The attacks have led the US, UN, and UNAMID to call out the Government of Sudan on its actions, but in turn, it has led all the main rebel groups to call out the world on its silence:

• The SLM-AW said, “These people fled the killings to these camps for safety after they lost everything. The government’s final solution is to kill them right where they are at.”
• JEM added: “This is genocide happening before our eyes. The international community must live up to its responsibility and protect the civilians”
• SLM-MM warned, “The situation may well develop into another war. The silence of the international community is a negative signal”.

And Darfuri IDPs have not kept silent: thousands of residents of Kalma refugee camp demonstrated during the funerals of their fellow IDPs.
This is the fifth attack of its kind against Kalma. While this seems to be a repeat of the same patterns that have written themselves into sands of Darfur, the world has to finally learn from these patterns.

This is a pattern that displaced Darfuris have been living with and dying because of for five years. And Darfuris are not sitting by simply as victims, waiting for the international community to come and save them: they have bravely organized within these camps to defend and look after each other and are unbelievably active in the face of such a deadly reality.

But at the end of the day, when the sun sets over Kalma camp, the IDPs, no matter how brave, cannot hold their own against the guns of the Government of Sudan.
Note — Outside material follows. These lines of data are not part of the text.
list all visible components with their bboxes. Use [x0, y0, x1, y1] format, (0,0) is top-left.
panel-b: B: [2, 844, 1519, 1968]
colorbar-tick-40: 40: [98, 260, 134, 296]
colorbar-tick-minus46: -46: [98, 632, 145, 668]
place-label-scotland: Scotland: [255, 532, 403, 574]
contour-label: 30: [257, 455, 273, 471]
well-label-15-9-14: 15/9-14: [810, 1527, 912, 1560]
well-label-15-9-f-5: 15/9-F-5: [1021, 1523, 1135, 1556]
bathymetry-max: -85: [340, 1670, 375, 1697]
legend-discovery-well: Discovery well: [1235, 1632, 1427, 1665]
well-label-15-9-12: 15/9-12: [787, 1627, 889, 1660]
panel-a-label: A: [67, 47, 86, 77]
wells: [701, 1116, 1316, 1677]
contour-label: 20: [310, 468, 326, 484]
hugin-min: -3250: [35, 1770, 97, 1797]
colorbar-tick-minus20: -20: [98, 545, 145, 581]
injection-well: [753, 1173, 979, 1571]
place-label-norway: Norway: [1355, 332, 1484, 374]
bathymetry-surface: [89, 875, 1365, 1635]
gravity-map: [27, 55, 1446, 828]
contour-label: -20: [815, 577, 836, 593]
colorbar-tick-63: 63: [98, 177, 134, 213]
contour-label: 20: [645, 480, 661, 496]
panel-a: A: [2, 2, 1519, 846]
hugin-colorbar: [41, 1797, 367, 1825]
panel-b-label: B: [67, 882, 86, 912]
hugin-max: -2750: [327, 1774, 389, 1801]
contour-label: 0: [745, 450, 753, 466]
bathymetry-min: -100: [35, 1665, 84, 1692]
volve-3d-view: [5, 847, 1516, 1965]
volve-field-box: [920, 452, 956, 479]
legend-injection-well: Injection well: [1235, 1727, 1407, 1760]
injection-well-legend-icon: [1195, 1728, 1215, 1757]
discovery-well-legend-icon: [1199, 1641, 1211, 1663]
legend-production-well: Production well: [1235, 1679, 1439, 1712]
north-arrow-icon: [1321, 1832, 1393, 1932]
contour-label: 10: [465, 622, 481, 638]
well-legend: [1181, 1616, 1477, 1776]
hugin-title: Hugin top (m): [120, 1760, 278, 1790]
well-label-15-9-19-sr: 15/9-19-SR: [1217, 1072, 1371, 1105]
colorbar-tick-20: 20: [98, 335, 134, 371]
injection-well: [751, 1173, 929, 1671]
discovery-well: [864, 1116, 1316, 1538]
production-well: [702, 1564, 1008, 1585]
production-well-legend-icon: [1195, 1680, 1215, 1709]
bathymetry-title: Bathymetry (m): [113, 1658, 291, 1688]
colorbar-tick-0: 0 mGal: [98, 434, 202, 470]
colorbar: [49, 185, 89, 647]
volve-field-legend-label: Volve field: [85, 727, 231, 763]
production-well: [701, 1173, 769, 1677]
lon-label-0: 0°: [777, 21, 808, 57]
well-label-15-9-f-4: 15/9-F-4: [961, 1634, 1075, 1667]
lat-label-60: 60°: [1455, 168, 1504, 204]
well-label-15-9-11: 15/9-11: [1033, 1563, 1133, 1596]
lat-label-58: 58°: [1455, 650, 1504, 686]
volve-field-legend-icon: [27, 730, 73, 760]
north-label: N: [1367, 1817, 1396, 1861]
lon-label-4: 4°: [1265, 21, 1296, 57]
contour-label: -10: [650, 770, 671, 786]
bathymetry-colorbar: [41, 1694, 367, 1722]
And that is where our Responsibility to Protect comes in – identifying and working to end this pattern of a government abusing its citizens, so that its citizens can return home and rebuild the peace that has been taken from them. As the sun sets on Kalma camp today, can we as an international community look at the residents and say that we have done everything we can to fulfill our duties under R2P: fully supporting UNAMID, entering into robust negotiations with real incentives, real consequences, and discussing real underlying issues, holding the worst offending parties responsible for their genocidal actions?

We have a lot of work left to do as an international community. As the sun rises over Kalma camp today, Darfuris will begin another day of working hard to protect and care for themselves and their families; let us begin another day of fulfilling our responsibility to protect and support them.